Under all the roof overhangs the ceiling is natural wood planking, and this was an actual fork in the road – wood or PVC panels. PVC never needs anything, costs less to live with, and looks exactly like what it is. We chose wood, and every photo since has been the wood proving us right. That warm timber line running between the black roof edge and the white walls is doing more for this house than things that cost ten times as much – a white house with black windows and a black roof can tip cold on its own, and the wood is the thing keeping it warm. When the evening sun hits it, it glows, and I go outside to look at it like it’s news.
The Small Stuff Nobody Photographs (Except Me, Obviously)

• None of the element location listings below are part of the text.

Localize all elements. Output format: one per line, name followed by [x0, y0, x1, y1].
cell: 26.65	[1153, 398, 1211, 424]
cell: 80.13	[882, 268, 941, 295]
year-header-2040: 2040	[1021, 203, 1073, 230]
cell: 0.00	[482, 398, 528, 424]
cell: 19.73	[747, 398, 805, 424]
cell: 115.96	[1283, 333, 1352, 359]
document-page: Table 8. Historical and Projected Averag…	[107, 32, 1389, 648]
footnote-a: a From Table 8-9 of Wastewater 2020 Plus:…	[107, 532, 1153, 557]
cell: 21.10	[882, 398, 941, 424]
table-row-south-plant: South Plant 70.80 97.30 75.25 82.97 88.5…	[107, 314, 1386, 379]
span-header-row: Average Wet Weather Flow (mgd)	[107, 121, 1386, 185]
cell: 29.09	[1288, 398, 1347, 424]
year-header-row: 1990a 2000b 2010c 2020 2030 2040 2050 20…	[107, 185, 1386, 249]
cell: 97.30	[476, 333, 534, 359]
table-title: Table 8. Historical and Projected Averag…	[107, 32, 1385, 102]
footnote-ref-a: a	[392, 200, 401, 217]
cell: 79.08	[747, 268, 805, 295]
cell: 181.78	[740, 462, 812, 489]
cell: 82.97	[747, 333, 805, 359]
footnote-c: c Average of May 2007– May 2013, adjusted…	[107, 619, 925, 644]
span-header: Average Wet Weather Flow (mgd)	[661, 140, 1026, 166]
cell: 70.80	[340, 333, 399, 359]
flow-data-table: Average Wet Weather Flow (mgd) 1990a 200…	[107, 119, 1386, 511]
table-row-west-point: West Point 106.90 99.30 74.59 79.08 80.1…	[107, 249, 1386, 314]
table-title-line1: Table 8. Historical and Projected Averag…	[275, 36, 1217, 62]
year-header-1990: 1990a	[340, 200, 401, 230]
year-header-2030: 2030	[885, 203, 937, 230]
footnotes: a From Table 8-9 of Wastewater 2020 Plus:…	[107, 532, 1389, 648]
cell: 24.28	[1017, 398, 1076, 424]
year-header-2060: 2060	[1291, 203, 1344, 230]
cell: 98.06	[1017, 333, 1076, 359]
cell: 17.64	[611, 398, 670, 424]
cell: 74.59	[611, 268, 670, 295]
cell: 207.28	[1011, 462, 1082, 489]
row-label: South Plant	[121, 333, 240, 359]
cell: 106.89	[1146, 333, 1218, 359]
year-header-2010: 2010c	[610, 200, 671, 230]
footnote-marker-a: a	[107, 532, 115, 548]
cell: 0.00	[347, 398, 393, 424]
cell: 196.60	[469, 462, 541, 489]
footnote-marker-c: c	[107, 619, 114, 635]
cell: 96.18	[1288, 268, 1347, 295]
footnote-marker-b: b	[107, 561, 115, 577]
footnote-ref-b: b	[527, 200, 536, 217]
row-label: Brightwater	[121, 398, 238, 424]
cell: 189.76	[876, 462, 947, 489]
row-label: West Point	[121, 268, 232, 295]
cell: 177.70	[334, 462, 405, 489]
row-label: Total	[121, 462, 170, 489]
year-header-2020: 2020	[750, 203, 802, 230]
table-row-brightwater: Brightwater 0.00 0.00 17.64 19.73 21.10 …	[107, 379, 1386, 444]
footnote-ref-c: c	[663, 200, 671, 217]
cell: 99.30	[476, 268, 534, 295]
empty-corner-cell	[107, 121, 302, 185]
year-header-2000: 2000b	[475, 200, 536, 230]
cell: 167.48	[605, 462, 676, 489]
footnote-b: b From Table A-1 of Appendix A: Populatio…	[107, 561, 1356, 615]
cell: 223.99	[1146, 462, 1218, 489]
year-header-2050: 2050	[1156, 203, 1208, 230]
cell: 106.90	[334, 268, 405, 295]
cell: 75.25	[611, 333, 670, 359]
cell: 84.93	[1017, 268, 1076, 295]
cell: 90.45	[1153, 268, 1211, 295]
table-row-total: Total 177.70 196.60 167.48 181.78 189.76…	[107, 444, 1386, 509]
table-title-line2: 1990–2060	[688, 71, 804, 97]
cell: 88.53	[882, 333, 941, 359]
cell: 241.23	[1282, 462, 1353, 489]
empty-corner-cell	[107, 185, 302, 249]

The window sills are limestone – there’s a whole separate article about installing those so I won’t rewind it here, but the soft beige stone against the black frames is the same warm-against-cold trick as the soffit, and I will keep repeating that trick through this entire house without apology.
If you zoom into the photos you’ll also spot little cables poking out of the fresh stucco here and there. Not mistakes – those are waiting for outdoor lighting, which will be automatic someday. “Someday” is carrying a lot of weight in that sentence. For now they’re just wires sticking out of a beautiful wall, and I’ve made my peace.
The concrete plinth at the bottom stays bare for now – that zone eventually becomes the paths around the house, so finishing it today means finishing it twice, and we are not a finish-it-twice household.
So What Now
Honestly, I can’t describe what it’s like seeing it white after all these months, so I’ve stopped trying. But there’s no time to sit in it, because the outside being done means the inside officially begins, and the inside is the real mountain – deep cleaning first (construction dust is a lifestyle, apparently), then floors, bathrooms, kitchen, walls, every decision one we’ll actually touch every day. The plan – the hope – is a livable first floor by the end of September, and us in it.
The facade was the last decision made for strangers. Everything from here is just for us. The scaffolding comes down this week, and for the first time since the frame went up you’ll be able to stand back and see the whole house with nothing in front of it, and I will take that photo the second the last pipe hits the ground, and then about forty more. It’s not a perfect house yet. But standing at the bottom of the hill looking up at it – white, black, that strip of glowing wood – I don’t just like it. I love it!!!